The effect of Tanaka's heavy workload will not be known until a couple of years down the line but Matsuzaka and Darvish set two very different precedents. Tanaka, like Matsuzaka, threw an extreme number of pitches during his high school. Like Matsuzaka, Tanaka is not a big pitcher (Matsuzaka was listed at six feet, but was an inch or two under in reality. Tanaka is listed at 6'2). Matsuzaka's shoulder was clean and healthy when he came over to the states. A couple years later, he was under the knife of Dr. Lewis Yocum.
On top of the pitch count concerns, it is not yet known how he will adapt to the American style of care for pitchers.
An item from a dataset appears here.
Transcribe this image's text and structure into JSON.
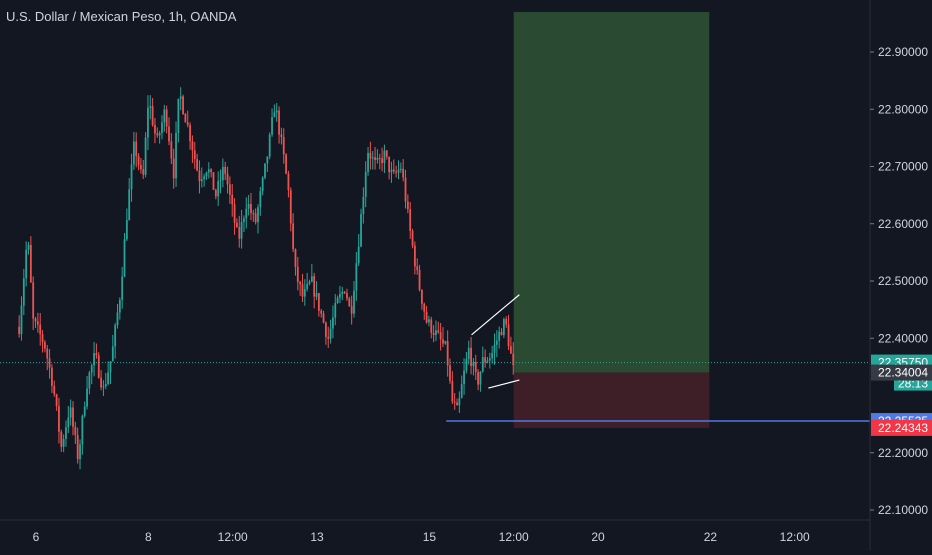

Matsuzaka famously stuck to his own Japanese routine, a likely root for the series of arm injuries he struggles with to this day. There is also concern about Tanaka's flat fastball, a result of his height. How his fastball plays in America will play a huge factor in how the rest of his pitch repertoire translates to America. Tanaka's success depends on a how a large amount of variables fall.
Tanaka is already over-hyped and if Bowden's informed, middle-ground evaluation of Tanaka stands to be true, he will be worth nowhere near the astronomical contract he is set to receive. In the end, Tanaka has as much a chance of being another Darvish-eque success as he does a Matsuzaka-esque flop.